CI/CD Pipeline & Container Registry
GitHub Actions with OIDC role assumption (no static IAM keys). Multi-stage Docker build (280 MB final image, 62% smaller than single-stage). ECR with git SHA tagging and 10-image lifecycle policy. App Runner zero-downtime rolling deployment on every main branch push.
Technical Skills
- Amazon Bedrock
- LLM Integration
- MongoDB
- FastAPI
- Docker
- Python
- Tableau
- Bash Scripting
Engineering Challenges
- →Query Hallucination on Undefined Fields — LLM generated plausible but non-existent field names, causing 19% first-attempt failures. Fixed by injecting the full live MongoDB schema into every prompt and adding difflib fuzzy-match auto-correction.
- →MongoDB Aggregation Timeouts — $lookup stages ran before $match, scanning full collections. Fixed by PipelineValidator always moving $match to position 0, plus compound indexes on the most-joined field combinations.
- →Token Cost Overrun in Month 1 — PromptBuilder injected all 7 collection schemas per query (+2,100 tokens) with unbounded conversation history. Fixed by injecting only relevant collection schemas and capping history at 5 exchanges.
- →Turkish Morphology Zero-Result Queries — Inflected department names (e.g., 'pazarlamada') didn't match MongoDB slugs. Fixed with a 380-term HR morphology dictionary plus rapidfuzz matching (threshold 80).
- →App Runner Concurrent Request Contention — 8 simultaneous analysts caused p99 to spike to 6+ seconds due to request queuing at max_concurrency=10. Fixed by increasing max_concurrency to 50, allowing the async event loop to handle concurrent Bedrock calls.

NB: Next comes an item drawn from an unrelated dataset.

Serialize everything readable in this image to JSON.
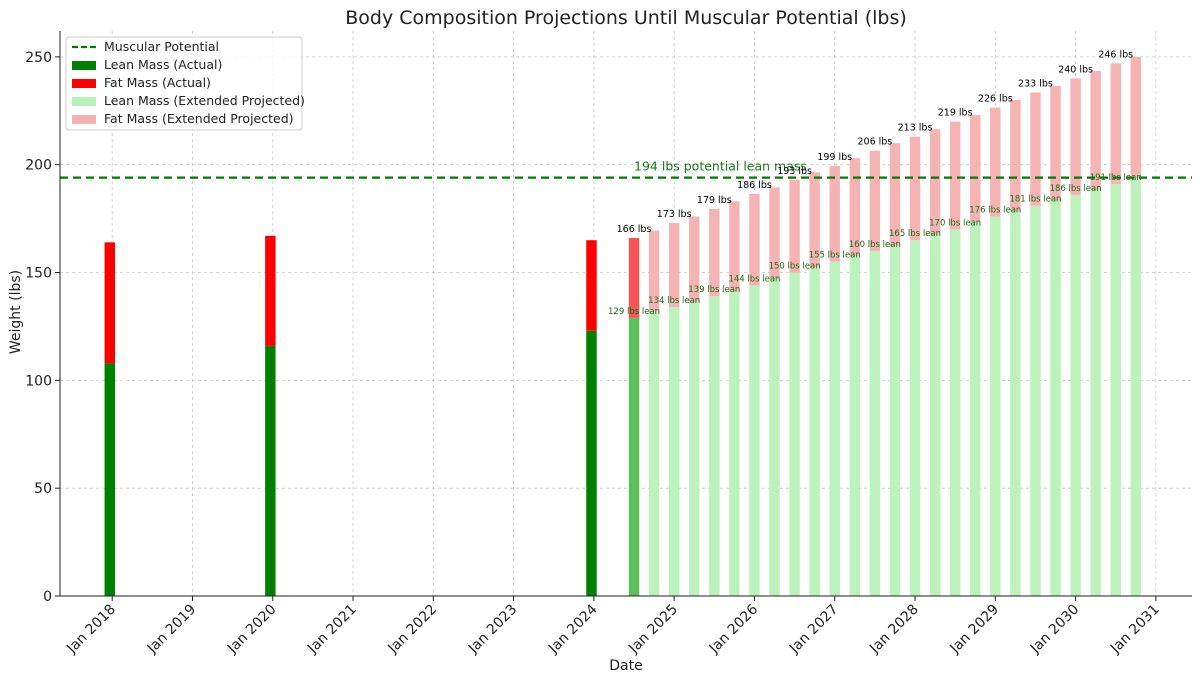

- →PipelineValidator False Rejections — $redact and $replaceRoot were blocked, but some HR reports required them. Fixed by reviewing rejected queries with the HR team and adding operators to the whitelist with targeted safety constraints.
Project Outcomes
- ✓Report generation time dropped from 2–3 days to under 8 seconds for 85% of HR analytical questions.
- ✓85% first-attempt success rate on complex Turkish multi-stage aggregation queries; 96% by second attempt.

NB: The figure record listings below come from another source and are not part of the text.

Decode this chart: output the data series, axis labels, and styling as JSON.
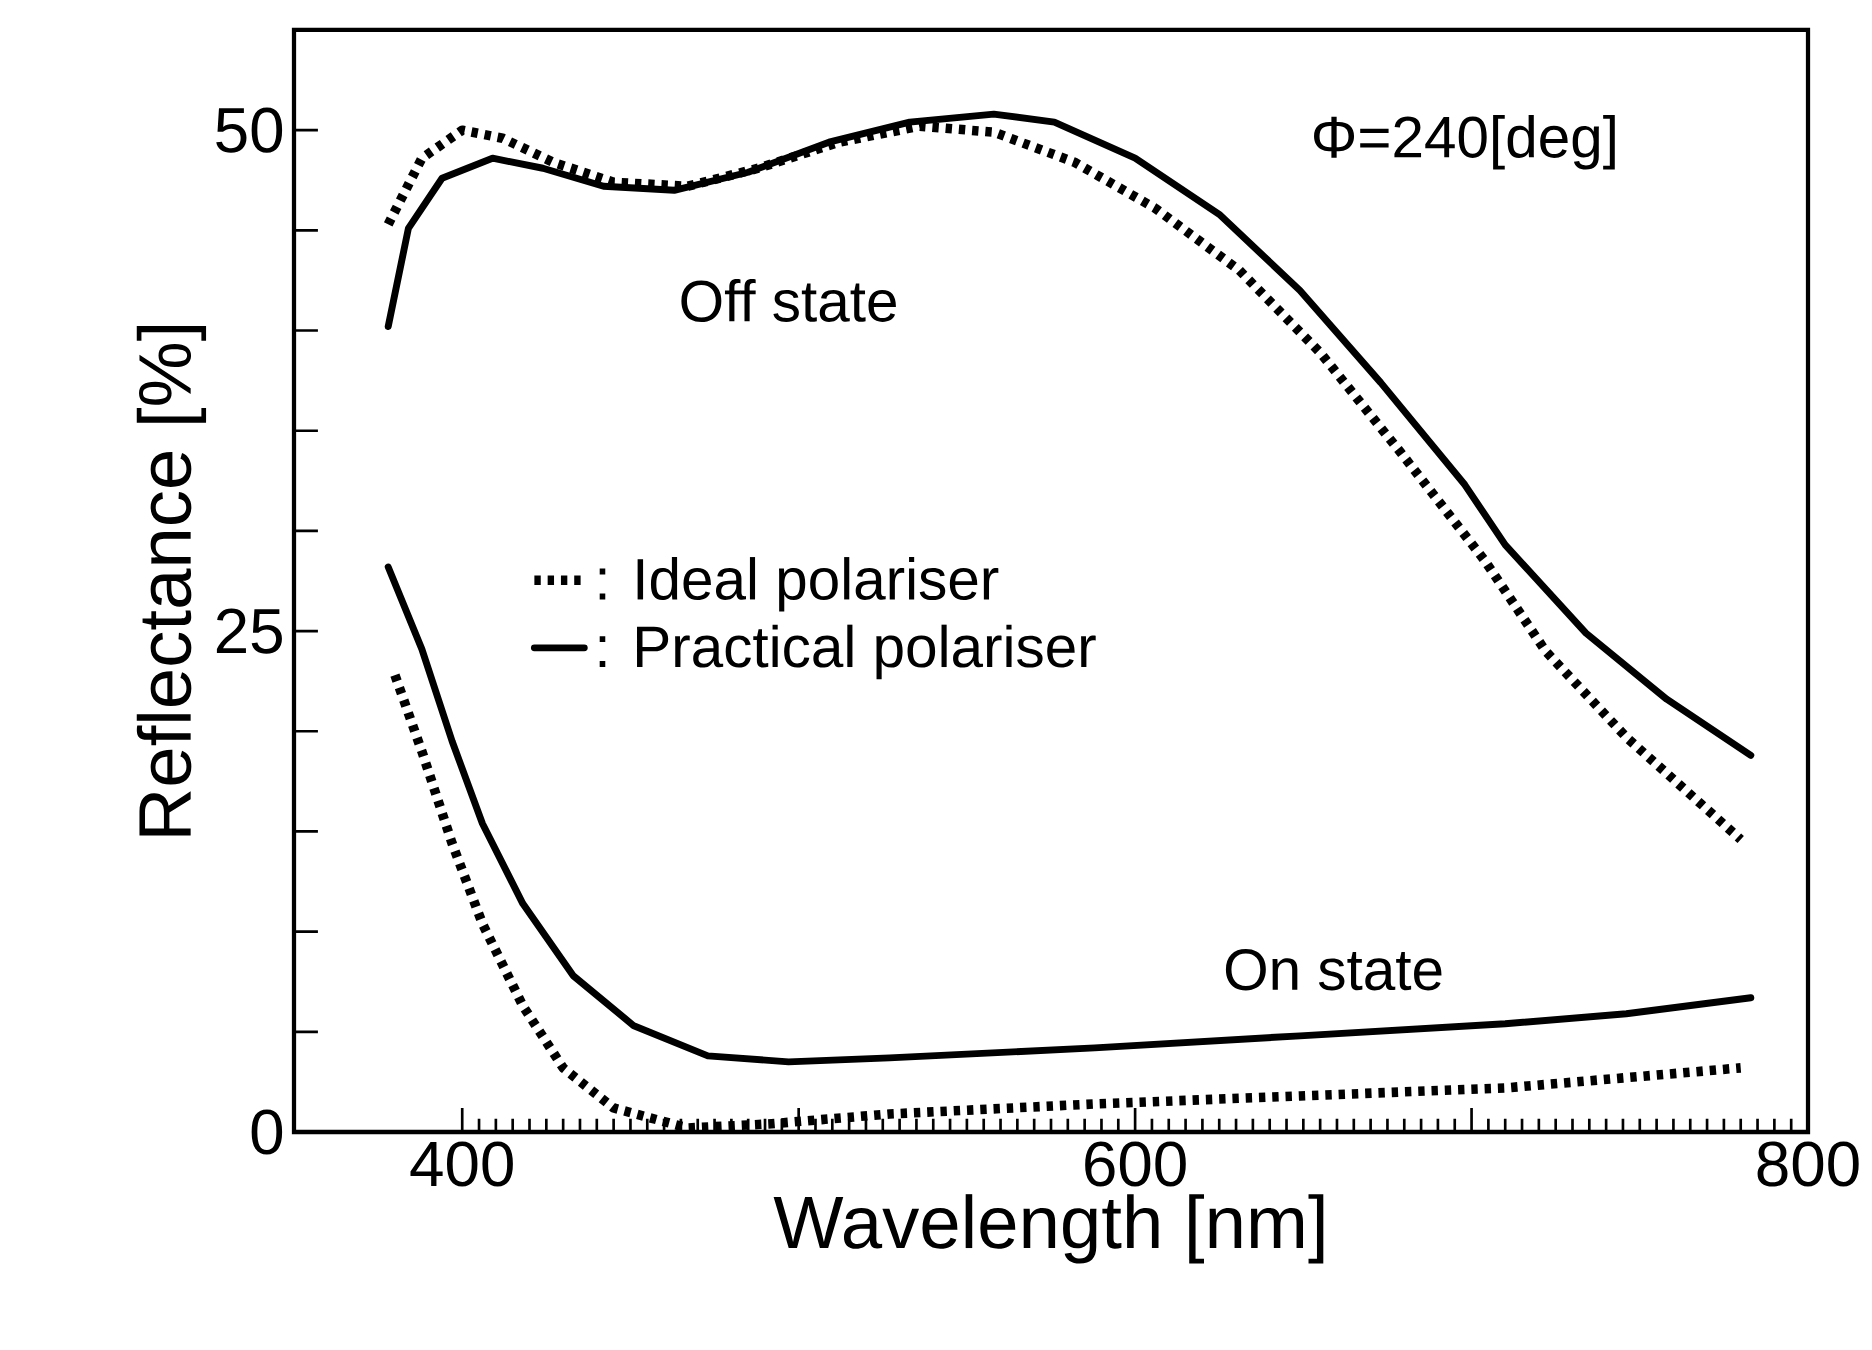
{
  "chart_data": {
    "type": "line",
    "xlabel": "Wavelength [nm]",
    "ylabel": "Reflectance [%]",
    "xlim": [
      350,
      800
    ],
    "ylim": [
      0,
      55
    ],
    "xticks": [
      400,
      {
        "value": 500,
        "label": null
      },
      600,
      {
        "value": 700,
        "label": null
      },
      800
    ],
    "yticks": [
      0,
      {
        "value": 5,
        "label": null
      },
      {
        "value": 10,
        "label": null
      },
      {
        "value": 15,
        "label": null
      },
      {
        "value": 20,
        "label": null
      },
      25,
      {
        "value": 30,
        "label": null
      },
      {
        "value": 35,
        "label": null
      },
      {
        "value": 40,
        "label": null
      },
      {
        "value": 45,
        "label": null
      },
      50
    ],
    "grid": false,
    "legend": "left",
    "marker": "none",
    "annotations": [
      "Off state",
      "On state",
      "Φ=240[deg]"
    ],
    "series": [
      {
        "name": ": Ideal polariser",
        "color": "#000000",
        "line_style": "dotted",
        "x": [
          378,
          388,
          400,
          412,
          427,
          445,
          467,
          488,
          512,
          536,
          558,
          582,
          606,
          631,
          655,
          679,
          704,
          722,
          746,
          780
        ],
        "values": [
          45.3,
          48.6,
          50.0,
          49.6,
          48.4,
          47.4,
          47.2,
          48.1,
          49.4,
          50.2,
          49.9,
          48.4,
          46.1,
          43.0,
          38.9,
          33.9,
          28.5,
          24.0,
          19.7,
          14.6
        ]
      },
      {
        "name": ": Practical polariser",
        "color": "#000000",
        "line_style": "solid",
        "x": [
          378,
          384,
          394,
          409,
          424,
          442,
          463,
          485,
          509,
          533,
          558,
          576,
          600,
          625,
          649,
          673,
          698,
          710,
          734,
          758,
          783
        ],
        "values": [
          40.2,
          45.1,
          47.6,
          48.6,
          48.1,
          47.2,
          47.0,
          47.9,
          49.4,
          50.4,
          50.8,
          50.4,
          48.6,
          45.8,
          42.0,
          37.4,
          32.3,
          29.3,
          24.9,
          21.6,
          18.8
        ]
      },
      {
        "color": "#000000",
        "line_style": "dotted",
        "x": [
          380,
          388,
          397,
          406,
          418,
          430,
          445,
          467,
          491,
          527,
          588,
          649,
          710,
          780
        ],
        "values": [
          22.8,
          19.0,
          14.4,
          10.4,
          6.3,
          3.2,
          1.2,
          0.2,
          0.4,
          0.9,
          1.4,
          1.8,
          2.2,
          3.2
        ]
      },
      {
        "color": "#000000",
        "line_style": "solid",
        "x": [
          378,
          388,
          397,
          406,
          418,
          433,
          451,
          473,
          497,
          527,
          588,
          649,
          710,
          746,
          783
        ],
        "values": [
          28.2,
          24.1,
          19.5,
          15.4,
          11.4,
          7.8,
          5.3,
          3.8,
          3.5,
          3.7,
          4.2,
          4.8,
          5.4,
          5.9,
          6.7
        ]
      }
    ]
  }
}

- ✓70% reduction in monthly Bedrock costs through Redis caching, schema-aware prompt truncation, and the Simple Engine.
- ✓MongoDB p99 aggregation latency reduced 87% (4.2s → 320ms) via compound indexes and stage reordering.
- ✓8 concurrent analyst sessions handled without degradation after App Runner concurrency optimization.
- ✓Fully containerized CI/CD with OIDC-based GitHub Actions — zero static credentials, zero-downtime rolling deployments.